Qual é a questão?
Queríamos avaliar a eficácia dos tratamentos orais (ingestão de medicamentos, ervas ou alimentos) para aumentar a produção de leite de mães de bebês saudáveis nascidos a termo (com nove meses). A falta de leite é muitas vezes apontada como razão para a suplementação e o desmame precoces, antes do que seria desejado. Diversos fatores, como a saúde da mãe e do bebê, a capacidade do bebê sugar, a pega adequada e a frequência das mamadas, podem afetar a produção do leite materno. Antes de usar um galactagogo, é recomendável fazer tudo que for possível para identificar e corrigir as causas da baixa produção de leite.
Por que isso é importante?
A produção inadequada de leite pode deixar as mães aflitas e ameaçar a saúde dos bebês. Em muitos casos, a escolha do galactagogo é influenciada pela familiaridade com o método ou por costumes locais. Algumas mães podem preferir tomar remédios enquanto outras preferem produtos naturais. A evidência dos possíveis benefícios e danos dos galactagogos é importante para ajudar as mães a tomarem decisões informadas.
Que evidências encontramos?
Buscamos evidências provenientes de ensaios clínicos randomizados (um tipo de estudo) que houvessem sido publicados até 4 de novembro de 2019. Encontramos 41 estudos elegíveis, realizados em pelo menos 17 países.
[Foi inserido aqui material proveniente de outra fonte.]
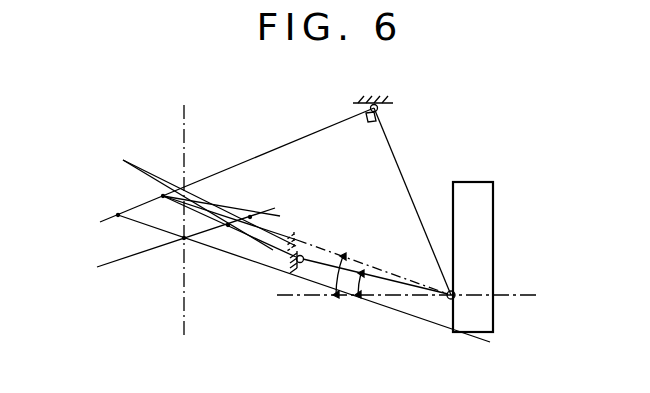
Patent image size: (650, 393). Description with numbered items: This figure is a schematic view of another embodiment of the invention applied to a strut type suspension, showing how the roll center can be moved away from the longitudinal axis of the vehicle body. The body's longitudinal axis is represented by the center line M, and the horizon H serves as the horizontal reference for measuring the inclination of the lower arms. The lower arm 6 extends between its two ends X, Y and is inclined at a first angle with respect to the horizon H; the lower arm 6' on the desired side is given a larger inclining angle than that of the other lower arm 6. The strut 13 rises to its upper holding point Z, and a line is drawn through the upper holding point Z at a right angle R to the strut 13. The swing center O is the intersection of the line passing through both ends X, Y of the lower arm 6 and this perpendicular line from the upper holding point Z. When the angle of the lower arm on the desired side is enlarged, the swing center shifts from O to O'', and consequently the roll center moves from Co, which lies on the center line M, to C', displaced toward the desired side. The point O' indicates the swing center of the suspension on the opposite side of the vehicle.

The center line M is at (184, 207).
The horizon H is at (518, 293).
The upper holding point Z is at (380, 112).
The right angle R is at (368, 122).
The strut 13 is at (407, 185).
The end of the lower arm Y is at (450, 290).
The end of the lower arm X is at (300, 265).
The lower arm 6 is at (375, 252).
The lower arm 6' is at (367, 252).
The swing center O is at (288, 225).
The swing center O' is at (197, 221).
The swing center O'' is at (216, 192).
The roll center Co is at (182, 242).
The roll center C' is at (209, 205).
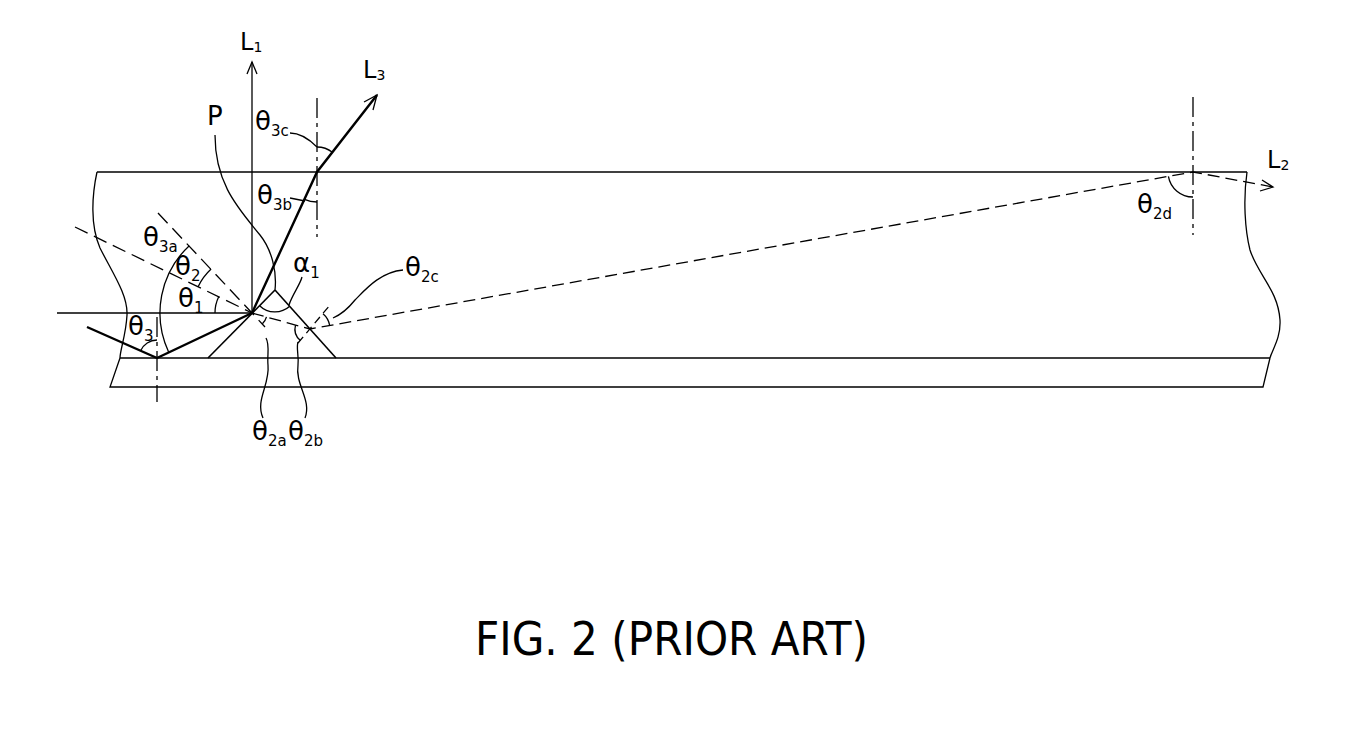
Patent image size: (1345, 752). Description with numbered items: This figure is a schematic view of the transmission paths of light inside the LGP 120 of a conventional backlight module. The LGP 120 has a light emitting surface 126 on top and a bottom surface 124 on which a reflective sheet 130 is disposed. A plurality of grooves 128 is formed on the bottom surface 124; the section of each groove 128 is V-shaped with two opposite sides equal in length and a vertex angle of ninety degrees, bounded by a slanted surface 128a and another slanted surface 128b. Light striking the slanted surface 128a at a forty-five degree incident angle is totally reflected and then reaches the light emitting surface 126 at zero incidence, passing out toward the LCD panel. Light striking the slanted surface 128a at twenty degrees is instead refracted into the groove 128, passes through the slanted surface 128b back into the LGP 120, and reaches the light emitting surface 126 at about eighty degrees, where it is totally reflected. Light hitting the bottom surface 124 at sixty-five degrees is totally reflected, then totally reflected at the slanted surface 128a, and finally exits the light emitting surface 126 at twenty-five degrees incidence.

The LGP 120 is at (1210, 253).
The bottom surface 124 is at (1063, 362).
The light emitting surface 126 is at (154, 160).
The groove 128 is at (277, 421).
The slanted surface 128a is at (231, 341).
The slanted surface 128b is at (330, 348).
The reflective sheet 130 is at (1220, 370).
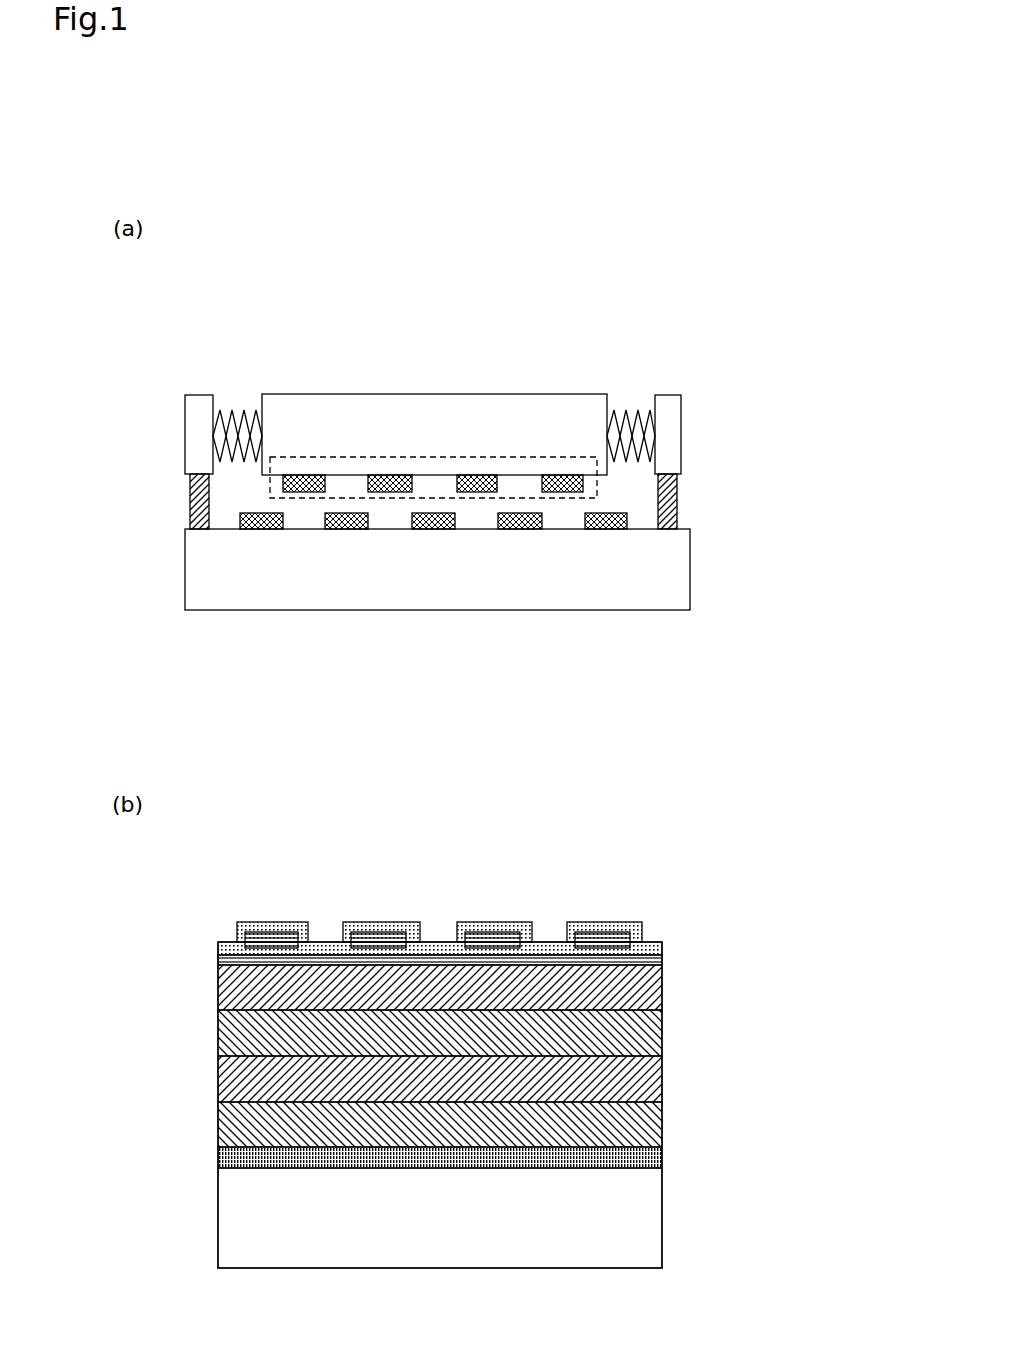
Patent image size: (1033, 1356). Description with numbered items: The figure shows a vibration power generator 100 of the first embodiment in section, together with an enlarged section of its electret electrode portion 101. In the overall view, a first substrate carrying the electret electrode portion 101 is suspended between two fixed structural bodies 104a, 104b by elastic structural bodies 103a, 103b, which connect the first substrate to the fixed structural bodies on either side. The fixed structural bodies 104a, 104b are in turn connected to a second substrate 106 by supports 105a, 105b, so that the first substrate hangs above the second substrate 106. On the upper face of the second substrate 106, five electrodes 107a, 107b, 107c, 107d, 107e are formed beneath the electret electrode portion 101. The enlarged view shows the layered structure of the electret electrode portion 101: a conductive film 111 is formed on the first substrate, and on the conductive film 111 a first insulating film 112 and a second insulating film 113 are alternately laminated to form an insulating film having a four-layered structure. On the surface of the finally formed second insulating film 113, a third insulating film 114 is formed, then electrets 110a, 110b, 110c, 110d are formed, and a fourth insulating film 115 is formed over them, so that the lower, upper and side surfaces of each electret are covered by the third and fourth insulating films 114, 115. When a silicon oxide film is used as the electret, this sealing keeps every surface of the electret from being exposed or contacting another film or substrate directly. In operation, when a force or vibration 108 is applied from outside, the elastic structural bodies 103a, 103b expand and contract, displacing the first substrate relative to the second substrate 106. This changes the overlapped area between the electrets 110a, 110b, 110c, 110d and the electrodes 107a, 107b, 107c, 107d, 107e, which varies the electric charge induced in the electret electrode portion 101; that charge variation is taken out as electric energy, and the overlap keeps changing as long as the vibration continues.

The vibration power generator 100 is at (647, 220).
The electret electrode portion 101 is at (518, 458).
The elastic structural body 103a is at (238, 400).
The elastic structural body 103b is at (630, 410).
The fixed structural body 104a is at (192, 403).
The fixed structural body 104b is at (670, 425).
The support 105a is at (200, 503).
The support 105b is at (678, 502).
The second substrate 106 is at (663, 593).
The electrode 107a is at (256, 532).
The electrode 107b is at (343, 532).
The electrode 107c is at (426, 532).
The electrode 107d is at (518, 532).
The electrode 107e is at (606, 532).
The force or vibration 108 is at (520, 367).
The electret 110a is at (271, 934).
The electret 110b is at (378, 934).
The electret 110c is at (492, 934).
The electret 110d is at (600, 934).
The conductive film 111 is at (662, 1157).
The first insulating film 112 is at (660, 1103).
The second insulating film 113 is at (663, 1053).
The third insulating film 114 is at (665, 960).
The fourth insulating film 115 is at (640, 922).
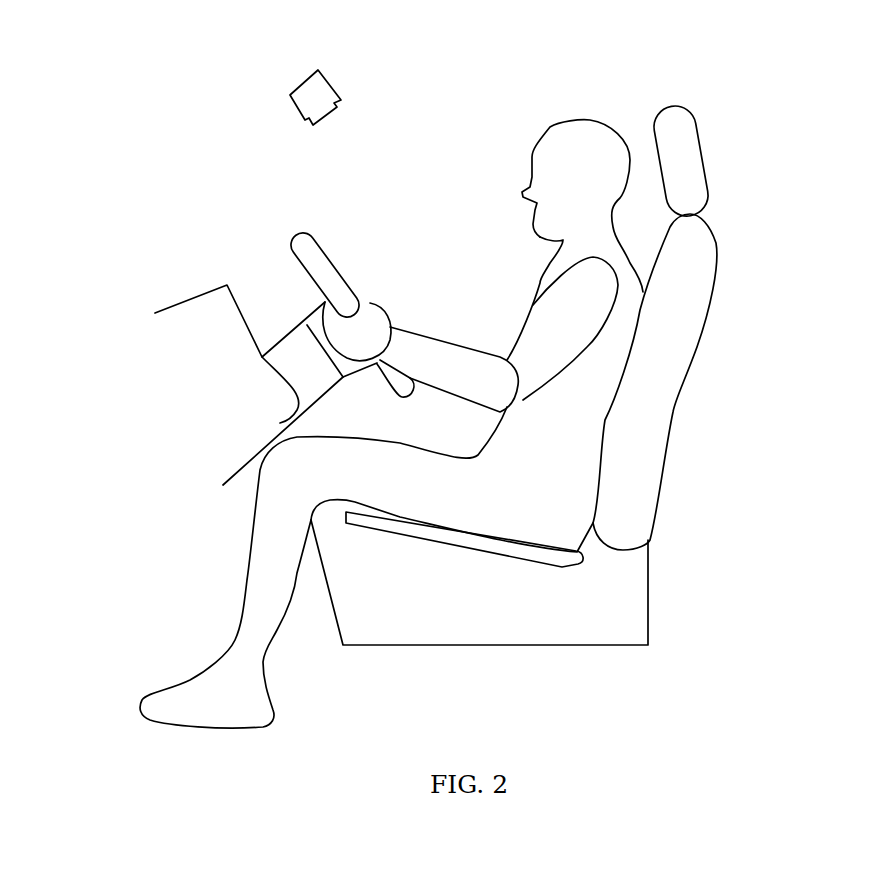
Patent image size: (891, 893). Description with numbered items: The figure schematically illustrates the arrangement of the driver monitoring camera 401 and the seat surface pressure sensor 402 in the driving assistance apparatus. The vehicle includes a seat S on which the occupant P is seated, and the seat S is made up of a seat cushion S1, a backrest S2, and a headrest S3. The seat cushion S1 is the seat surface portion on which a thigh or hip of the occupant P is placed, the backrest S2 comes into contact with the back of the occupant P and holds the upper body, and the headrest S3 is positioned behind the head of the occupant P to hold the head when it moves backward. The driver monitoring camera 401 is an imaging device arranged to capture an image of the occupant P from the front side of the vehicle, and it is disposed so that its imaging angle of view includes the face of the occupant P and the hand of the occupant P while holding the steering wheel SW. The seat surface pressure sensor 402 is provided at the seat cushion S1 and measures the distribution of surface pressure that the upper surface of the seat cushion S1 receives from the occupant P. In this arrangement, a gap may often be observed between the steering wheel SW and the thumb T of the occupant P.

The driver monitoring camera 401 is at (290, 95).
The seat surface pressure sensor 402 is at (563, 565).
The thumb T is at (364, 300).
The occupant P is at (530, 117).
The steering wheel SW is at (293, 257).
The seat S is at (472, 336).
The seat cushion S1 is at (315, 518).
The backrest S2 is at (673, 412).
The headrest S3 is at (687, 122).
Esses estudos incluíram 3005 mães e 3006 bebês. Houve bastante variação entre os estudos quanto à idade dos bebês, o tipo e o tempo de uso dos galactagogos, e como os resultados foram relatados. Os medicamentos avaliados nesses estudos foram a sulpirida, a metoclopramida, a domperidona e o hormônio liberador da tireotropina. As intervenções naturais avaliadas nesses estudos foram a ingestão de flor de banana, erva doce, feno-grego, gengibre, ixbut, algodão de levant, moringa, tâmaras, nozes de porco, shatavari, silimarina, folhas de torbangun e diversas misturas naturais na forma de chás ou sopas.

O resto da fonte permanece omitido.